Friday, March 11, 2011

Author Insides - Francesca Borrelli

Francesca Borelli is a contemporary poet and artist. She was born in Milton Keynes to an Irish mother and Italian father and read English language and Media at the University of Brighton. Having also studied fine art, she has an extensive portfolio of paintings and one day hopes to own a gallery on the southern coast of England. Her poetry is modern in style and is mostly autobiographical, influenced by her diverse background and interests. She has been published in Monkey Kettle, a UK based literary magazine, and is aiming to have all her anthologies published in their entirety.

Francesca's poem, "Collecting Rob," appeared in the Autumn 2010 issue of The Battered Suitcase

Francesca, when did you first realize you wanted to be a writer?


Several years ago I enrolled on a creative writing course. It was a great feeling to be part of a group, all with the same aspiration but such different styles. You realize how powerful written language is and if you have the ability to use it well, you should pursue it.

Why do you write?

We experience so much from day to day, scenarios, people and places that could so easily be forgotten. For me, if I pass someone on the street that interests or intrigues me, I can write a poem about them. They’ll never know it exists, but when I read it back I can picture that person and how I felt at the time-photographs don’t always achieve that.

Is being a writer/poet anything like you imagined it would be?

I knew it would be difficult. I can go two or three weeks without producing anything, but then write five poems in one afternoon. If you expect to write something every day, it won’t always be the best quality.

What do you think makes a good story?

The structure always determines a stories success, leading the reader at the right pace is a true talent. Showing the reader rather than telling them is also a key factor, some writers over describe but it’s good to let the reader do a lot of the work, that’s what reading is for.

What's your favorite genre to read?

I enjoy poetry obviously and also thrillers. Mary Higgins Clark captures my attention. I also love light-hearted books- Marian Keyes gets me through my holidays.

Who is your favorite author or poet?

My favourite poet is Wendy Cope. Satirical writing is extremely hard to pull off but she does it effortlessly. Maggie O’Farrell’s ‘After you’d gone’ is an amazing book; I love her description and the layers she creates.

What books or stories have most influenced you the most as a writer?

‘Making Cocoa for Kingsley Amis’ by Wendy Cope opened my mind up to poetry. She proves it doesn’t have to follow the stereotypes of nature and love. Poetry can be about anything, it’s a very versatile form.

What books or stories have most influenced you as a person?

‘Tully’ by Paulina Simons is an unbelievable book. It is so intense and emotionally draining but I could read it over and over again; an amazing plot.

Where/how do you find the most inspiration?
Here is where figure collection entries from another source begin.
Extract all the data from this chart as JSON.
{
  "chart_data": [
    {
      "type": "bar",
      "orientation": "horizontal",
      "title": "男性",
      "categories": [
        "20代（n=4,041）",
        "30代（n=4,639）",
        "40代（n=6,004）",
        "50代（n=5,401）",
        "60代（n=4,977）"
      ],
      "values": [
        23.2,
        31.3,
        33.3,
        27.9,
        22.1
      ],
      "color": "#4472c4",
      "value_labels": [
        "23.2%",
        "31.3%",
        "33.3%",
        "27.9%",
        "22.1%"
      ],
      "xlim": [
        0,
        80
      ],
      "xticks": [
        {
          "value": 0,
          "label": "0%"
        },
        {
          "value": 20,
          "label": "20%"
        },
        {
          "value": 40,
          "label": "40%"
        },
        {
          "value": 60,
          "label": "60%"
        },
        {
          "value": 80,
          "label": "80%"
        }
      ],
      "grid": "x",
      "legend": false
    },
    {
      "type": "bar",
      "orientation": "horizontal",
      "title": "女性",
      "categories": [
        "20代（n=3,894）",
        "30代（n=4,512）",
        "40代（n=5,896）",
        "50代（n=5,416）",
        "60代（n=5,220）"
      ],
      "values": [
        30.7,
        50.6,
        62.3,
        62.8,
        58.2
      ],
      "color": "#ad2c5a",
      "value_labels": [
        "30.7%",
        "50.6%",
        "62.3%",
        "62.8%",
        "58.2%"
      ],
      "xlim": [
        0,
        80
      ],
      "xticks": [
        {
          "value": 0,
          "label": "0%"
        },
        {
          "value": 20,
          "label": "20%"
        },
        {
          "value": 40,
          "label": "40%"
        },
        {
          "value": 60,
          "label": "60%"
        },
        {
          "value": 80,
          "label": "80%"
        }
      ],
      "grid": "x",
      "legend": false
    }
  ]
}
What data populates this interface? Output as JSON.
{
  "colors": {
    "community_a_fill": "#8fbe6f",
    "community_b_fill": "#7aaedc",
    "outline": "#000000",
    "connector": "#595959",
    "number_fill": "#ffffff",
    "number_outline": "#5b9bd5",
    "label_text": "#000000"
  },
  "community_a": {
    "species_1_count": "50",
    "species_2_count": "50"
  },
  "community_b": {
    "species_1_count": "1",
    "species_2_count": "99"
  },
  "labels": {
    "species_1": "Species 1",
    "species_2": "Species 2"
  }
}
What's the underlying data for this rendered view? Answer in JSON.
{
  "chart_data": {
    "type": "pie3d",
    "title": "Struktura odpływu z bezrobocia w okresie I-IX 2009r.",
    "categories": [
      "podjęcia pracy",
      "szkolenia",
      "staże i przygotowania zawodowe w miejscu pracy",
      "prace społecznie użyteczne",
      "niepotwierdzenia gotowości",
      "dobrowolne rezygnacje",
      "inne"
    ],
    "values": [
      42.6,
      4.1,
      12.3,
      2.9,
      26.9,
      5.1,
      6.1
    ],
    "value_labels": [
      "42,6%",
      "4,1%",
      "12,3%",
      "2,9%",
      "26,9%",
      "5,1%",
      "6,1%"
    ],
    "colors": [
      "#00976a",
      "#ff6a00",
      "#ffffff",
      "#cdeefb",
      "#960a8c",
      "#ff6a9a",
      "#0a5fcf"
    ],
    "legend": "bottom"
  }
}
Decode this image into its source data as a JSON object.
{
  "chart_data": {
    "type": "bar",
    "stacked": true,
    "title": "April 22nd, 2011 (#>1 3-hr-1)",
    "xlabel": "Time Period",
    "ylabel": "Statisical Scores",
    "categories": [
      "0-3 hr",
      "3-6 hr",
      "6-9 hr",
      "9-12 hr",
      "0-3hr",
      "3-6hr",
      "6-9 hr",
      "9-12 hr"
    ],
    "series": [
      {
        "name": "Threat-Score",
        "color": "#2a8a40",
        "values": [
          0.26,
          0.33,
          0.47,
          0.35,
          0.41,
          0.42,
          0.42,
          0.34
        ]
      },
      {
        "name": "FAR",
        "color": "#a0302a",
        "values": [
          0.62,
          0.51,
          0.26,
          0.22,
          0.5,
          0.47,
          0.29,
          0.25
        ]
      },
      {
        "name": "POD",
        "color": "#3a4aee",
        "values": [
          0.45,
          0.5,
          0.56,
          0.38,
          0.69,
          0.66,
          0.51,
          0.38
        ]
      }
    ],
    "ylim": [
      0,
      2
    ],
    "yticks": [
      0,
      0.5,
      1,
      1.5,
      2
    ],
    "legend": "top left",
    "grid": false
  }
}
I tend to write a lot on train journeys- moving at such a fast pace must kick my brain into gear! The streets of Brighton always spark ideas; everywhere you turn there are different colours, textures and smells (plus the sea air is always beneficial).

What does your family think of your writing?

They must find it unusual when they read my work as I’m not a very open person and writing is a very personal process. They aren’t my most frequent readers, maybe because a lot of my poems feature them!

What is your work schedule like when you're writing?

I’m not a full time writer, so in between work I write as much as possible. I write about things that happen in my life so if all I did was write I’d have no content!

Do you have any writing quirks or rituals?

In my last house I had a huge bay window that my desk sat in. That’s where I would do all my editing. Now that I’ve moved I’m yet to find a more suitable place. Other than that I don’t have many quirks, apart from a good pen, my usual note pad and lots of tea.

Is there anything you find particularly challenging in your writing?

Trying not to repeat myself. It’s important to keep things fresh for both yourself and your readers.

What are your current projects?

I’ve almost finished my second book entitled ‘Beyond September’. It’s slightly darker than my first but still includes a lot of autobiographical poetry. I’ve been working on it for over a year now but it’s nearly there.

What are you planning for future projects?

I would love to write a short collection about a relationship. Whether fictional or non-fictional-I haven’t decided yet.

Do you have any advice for other writers?

Read what you write. It’s amazing how reading other peoples work can determine your own style because you identify the aspects you like and dislike which ultimately shapes what you do when writing yourself. Also remember that editors are just people. If they don’t like a piece, it’s just one opinion out of billions-believe in what you write.

Where else can we find your work?

I’ve been published in ‘Monkey Kettle’, a UK based literary magazine and am waiting to hear back from several other publications.